Round floor drains are becoming more common.


There are numerous factors to consider when designing a wastewater piping system for a food manufacturing plant. Where will drains be located? What types of piping materials will be used? Can the system be designed to accommodate future physical growth of the facility? Yet the most important factor of a waste-piping system is efficiency – efficiency in location, layout, materials and installation. Here’s what you need to know:

  1. Use appropriate materials – the types of cleaning chemicals used and the temperature of water used for wash downs will drive which piping material you select. Polypropylene stands up best to harsh cleaning chemicals, but is not suitable for higher temperatures. Stainless steel holds up well to both high temperatures and chemicals, but is the most costly. Cast iron, though not the most chemically-resistant, is well-suited to high temperatures and is the most economical choice
  2. Architects determine drainage locations – food processing plant architects are best equipped to determine proper drain locations based on equipment layout, floor slopes, and USDA guidelines with guidance from the mechanical engineers. Once they’ve determined the best location, mechanical engineers can lay out and size the piping system
  3. Efficient layout – efficiency is really the key to a dependable waste-piping system. It’s important to design the system using the most efficient routing possible, thereby minimizing the number of code-required vents.
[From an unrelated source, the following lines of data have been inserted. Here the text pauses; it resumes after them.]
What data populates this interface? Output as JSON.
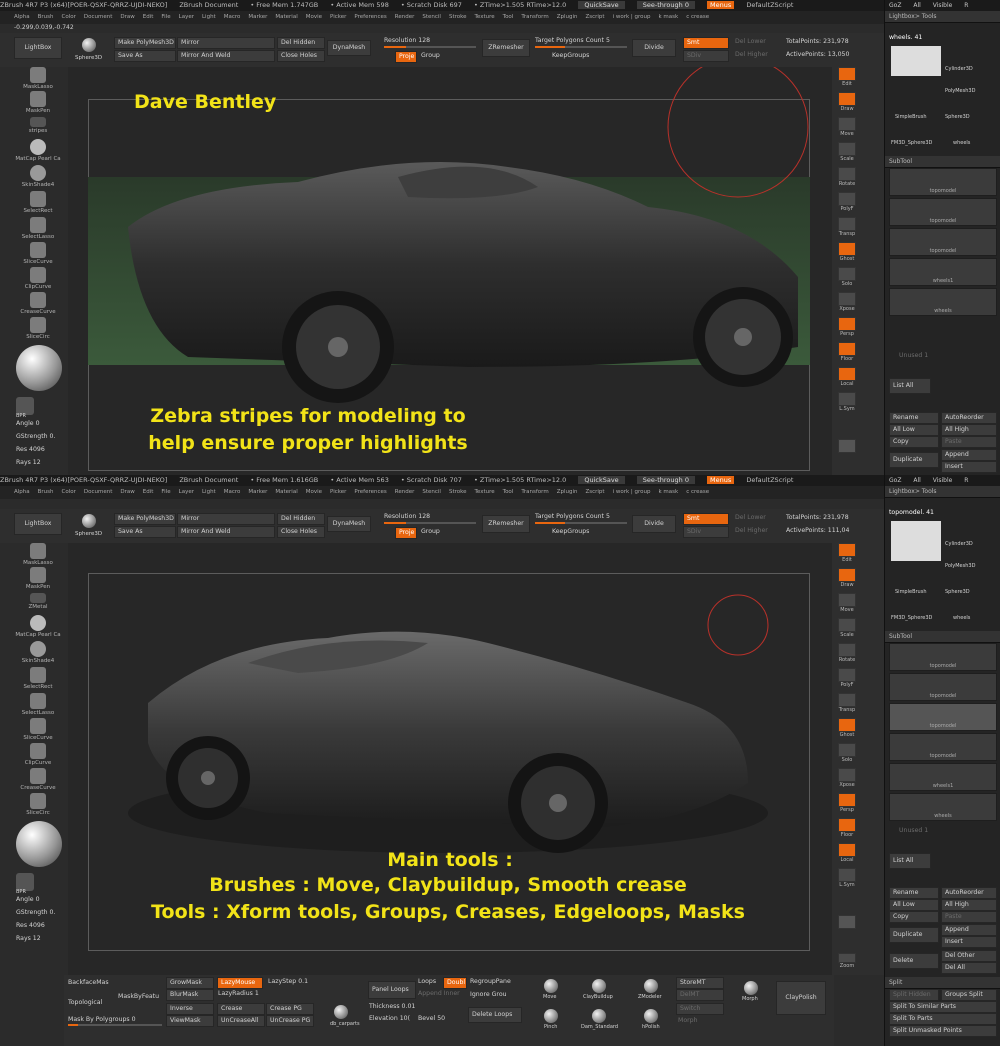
{
  "colors": {
    "accent": "#e8660f",
    "caption": "#f2e318"
  },
  "top_panel": {
    "titlebar": {
      "app": "ZBrush 4R7 P3 (x64)[POER-QSXF-QRRZ-UJDI-NEKO]",
      "doc": "ZBrush Document",
      "free_mem": "• Free Mem 1.747GB",
      "active_mem": "• Active Mem 598",
      "scratch": "• Scratch Disk 697",
      "ztime": "• ZTime>1.505 RTime>12.0",
      "quicksave": "QuickSave",
      "see_through": "See-through 0",
      "menus": "Menus",
      "script": "DefaultZScript"
    },
    "coords": "-0.299,0.039,-0.742",
    "stats": {
      "total_points": "TotalPoints: 231,978",
      "active_points": "ActivePoints: 13,050"
    },
    "caption_name": "Dave Bentley",
    "caption_body_1": "Zebra stripes for modeling to",
    "caption_body_2": "help ensure proper highlights",
    "left_mat": "stripes",
    "tool_current": "wheels. 41",
    "subtools": [
      "topomodel",
      "topomodel",
      "topomodel",
      "wheels1",
      "wheels"
    ]
  },
  "bottom_panel": {
    "titlebar": {
      "app": "ZBrush 4R7 P3 (x64)[POER-QSXF-QRRZ-UJDI-NEKO]",
      "doc": "ZBrush Document",
      "free_mem": "• Free Mem 1.616GB",
      "active_mem": "• Active Mem 563",
      "scratch": "• Scratch Disk 707",
      "ztime": "• ZTime>1.505 RTime>12.0",
      "quicksave": "QuickSave",
      "see_through": "See-through 0",
      "menus": "Menus",
      "script": "DefaultZScript"
    },
    "stats": {
      "total_points": "TotalPoints: 231,978",
      "active_points": "ActivePoints: 111,04"
    },
    "caption_1": "Main tools :",
    "caption_2": "Brushes : Move, Claybuildup, Smooth crease",
    "caption_3": "Tools : Xform tools, Groups, Creases, Edgeloops, Masks",
    "left_mat": "ZMetal",
    "tool_current": "topomodel. 41",
    "subtools": [
      "topomodel",
      "topomodel",
      "topomodel",
      "topomodel",
      "wheels1",
      "wheels"
    ]
  },
  "menu_items": [
    "Alpha",
    "Brush",
    "Color",
    "Document",
    "Draw",
    "Edit",
    "File",
    "Layer",
    "Light",
    "Macro",
    "Marker",
    "Material",
    "Movie",
    "Picker",
    "Preferences",
    "Render",
    "Stencil",
    "Stroke",
    "Texture",
    "Tool",
    "Transform",
    "Zplugin",
    "Zscript",
    "i work | group",
    "k mask",
    "c crease"
  ],
  "top_shelf": {
    "lightbox": "LightBox",
    "sphere3d": "Sphere3D",
    "make_polymesh": "Make PolyMesh3D",
    "save_as": "Save As",
    "mirror": "Mirror",
    "mirror_weld": "Mirror And Weld",
    "del_hidden": "Del Hidden",
    "close_holes": "Close Holes",
    "dynamesh": "DynaMesh",
    "resolution": "Resolution 128",
    "project": "Proje",
    "group": "Group",
    "zremesher": "ZRemesher",
    "target_polygons": "Target Polygons Count 5",
    "keep_groups": "KeepGroups",
    "divide": "Divide",
    "smt": "Smt",
    "suv": "SDiv",
    "del_lower": "Del Lower",
    "del_higher": "Del Higher"
  },
  "left_shelf": [
    "MaskLasso",
    "MaskPen",
    "",
    "MatCap Pearl Ca",
    "SkinShade4",
    "SelectRect",
    "SelectLasso",
    "SliceCurve",
    "ClipCurve",
    "CreaseCurve",
    "SliceCirc"
  ],
  "left_sliders": {
    "angle": "Angle 0",
    "gstrength": "GStrength 0.",
    "res": "Res 4096",
    "rays": "Rays 12",
    "brush_name": "BPR"
  },
  "right_tools": [
    "Edit",
    "Draw",
    "Move",
    "Scale",
    "Rotate",
    "PolyF",
    "Transp",
    "Ghost",
    "Solo",
    "Xpose",
    "Persp",
    "Floor",
    "Local",
    "L.Sym"
  ],
  "right_panel": {
    "goz": "GoZ",
    "all": "All",
    "visible": "Visible",
    "r": "R",
    "lightbox_tools": "Lightbox> Tools",
    "thumbs": [
      "Cylinder3D",
      "PolyMesh3D",
      "SimpleBrush",
      "Sphere3D",
      "FM3D_Sphere3D",
      "wheels"
    ],
    "subtool_header": "SubTool",
    "unused": "Unused 1",
    "list_all": "List All",
    "rename": "Rename",
    "auto_reorder": "AutoReorder",
    "all_low": "All Low",
    "all_high": "All High",
    "copy": "Copy",
    "paste": "Paste",
    "append": "Append",
    "duplicate": "Duplicate",
    "insert": "Insert",
    "delete": "Delete",
    "del_other": "Del Other",
    "del_all": "Del All",
    "split": "Split",
    "split_hidden": "Split Hidden",
    "groups_split": "Groups Split",
    "split_similar": "Split To Similar Parts",
    "split_to_parts": "Split To Parts",
    "split_unmasked": "Split Unmasked Points"
  },
  "bottom_shelf": {
    "backface": "BackfaceMas",
    "topological": "Topological",
    "mask_by_feature": "MaskByFeatu",
    "mask_by_polygroups": "Mask By Polygroups 0",
    "grow_mask": "GrowMask",
    "blur_mask": "BlurMask",
    "inverse": "Inverse",
    "view_mask": "ViewMask",
    "lazy_mouse": "LazyMouse",
    "lazy_step": "LazyStep 0.1",
    "lazy_radius": "LazyRadius 1",
    "crease": "Crease",
    "uncrease_all": "UnCreaseAll",
    "crease_pg": "Crease PG",
    "uncrease_pg": "UnCrease PG",
    "db_carparts": "db_carparts",
    "panel_loops": "Panel Loops",
    "loops": "Loops",
    "double": "Doubl",
    "append_inner": "Append Inner",
    "thickness": "Thickness 0.01",
    "elevation": "Elevation 10(",
    "bevel": "Bevel 50",
    "regroup_panel": "RegroupPane",
    "ignore_groups": "Ignore Grou",
    "delete_loops": "Delete Loops",
    "brush_move": "Move",
    "brush_claybuildup": "ClayBuildup",
    "brush_zmodeler": "ZModeler",
    "brush_pinch": "Pinch",
    "brush_dam": "Dam_Standard",
    "brush_hpolish": "hPolish",
    "store_mt": "StoreMT",
    "del_mt": "DelMT",
    "switch": "Switch",
    "morph_brush": "Morph",
    "morph_slider": "Morph",
    "claypolish": "ClayPolish",
    "zoom": "Zoom"
  }
}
This translates into reduced labor and material costs and an overall lowered, installed cost
  4. Consider barriers in the layout – the layout of the building, floor levels, and the location of the dock area, toilet areas, and process areas can create obstacles for designing an efficient system. The floor height and drainage needs of these areas must be taken into account in the initial design of the waste-piping system
  5. Use sanitary drains – more plants are moving away from trough drains to round floor drains. Troughs can collect bacteria because of bends and corners. Round floor drains minimize the potential for bacteria harborage with a circular, seamless design
  6. Ensure proper venting – a proper venting system is crucial to allow air to replace water as it moves through the pipe to keep it flowing freely.